Por extraño que pueda parecer, en mi suegro pesaron más sus 83 años analógicos que su condición de premiun. Ya se sabe que a ciertas edades cuando uno se pone terco, se pone, así que seguro que fue culpa suya y no de las santas pelotas cuadradas y grandes como melones de la compañía, pero el hecho es que esta tarde yo he estado instalando un router por la cara, ocupando además el empleo por el que no hace mucho cobraba otra persona.

No ha sido el único trabajo que he hecho en estos días libres. Me he tenido que servir yo mismo en prácticamente todas las gasolineras en las que he parado, donde ya hace tiempo que los gasolineros han desaparecido de los surtidores sin que los precios de los combustibles no hayan hecho más que subir.
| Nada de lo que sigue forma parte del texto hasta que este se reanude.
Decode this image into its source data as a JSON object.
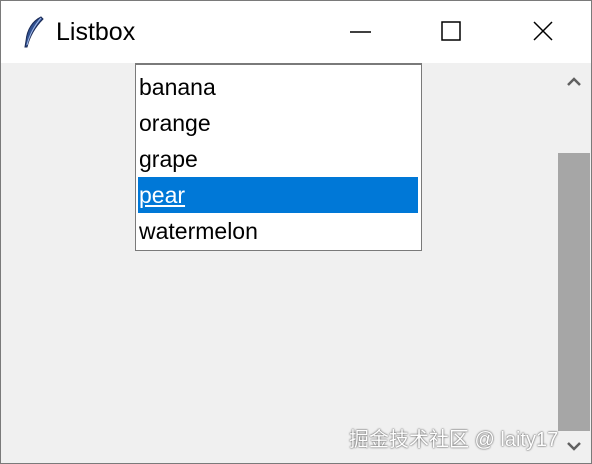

No he visto a ninguna persona en las cabinas de las autopistas que he atravesado, nadie a quien sonreír ni a quien devolver el saludo, a quien preguntar si esa es la salida buena para el pueblo al que voy. Ahora soy yo quien hago ese trabajo, quien ha de encargarse de meter el tique, cambiar billete si a la máquina le da por no aceptarlo, estirarme en escorzo para recoger el cambio... Y las empresas que las gestionan son las mismas concesionarias de aquellas autopistas que tuvimos que rescatar con miles de millones públicos. Nada hemos obtenido a cambio.

Debe de hacer año y pico que nadie pasa por mi casa a leer el contador del gas ciudad. De vez en cuando aparece colgado en el portal un papel avisando del día que van a pasar, pero nunca lo hacen. En cambio, se supone que debo bajarme una aplicación en el móvil, realizar yo mismo la lectura y enviarla a la compañía. Por mi comodidad, dice. Por la cara, digo yo.

Duele pensar en la cantidad de puestos de trabajo que se han perdido no porque ya no sean necesarios, sino porque las compañías han conseguido que pasemos a realizarlo nosotros sin ofrecer nada a cambio, ni a nosotros individualmente como clientes ni a la sociedad en su conjunto.

Quizás no estaría de más que en estos momentos en los que las grandes empresas y las asociaciones de empresarios tanto se hacen oír reclamando ayudas públicas, bajadas de impuestos, flexibilidad laboral y sus habituales monsergas empezáramos a preguntarles qué narices están dispuestos a hacer ellos por el país, además de seguir exigiendo sus paguitas.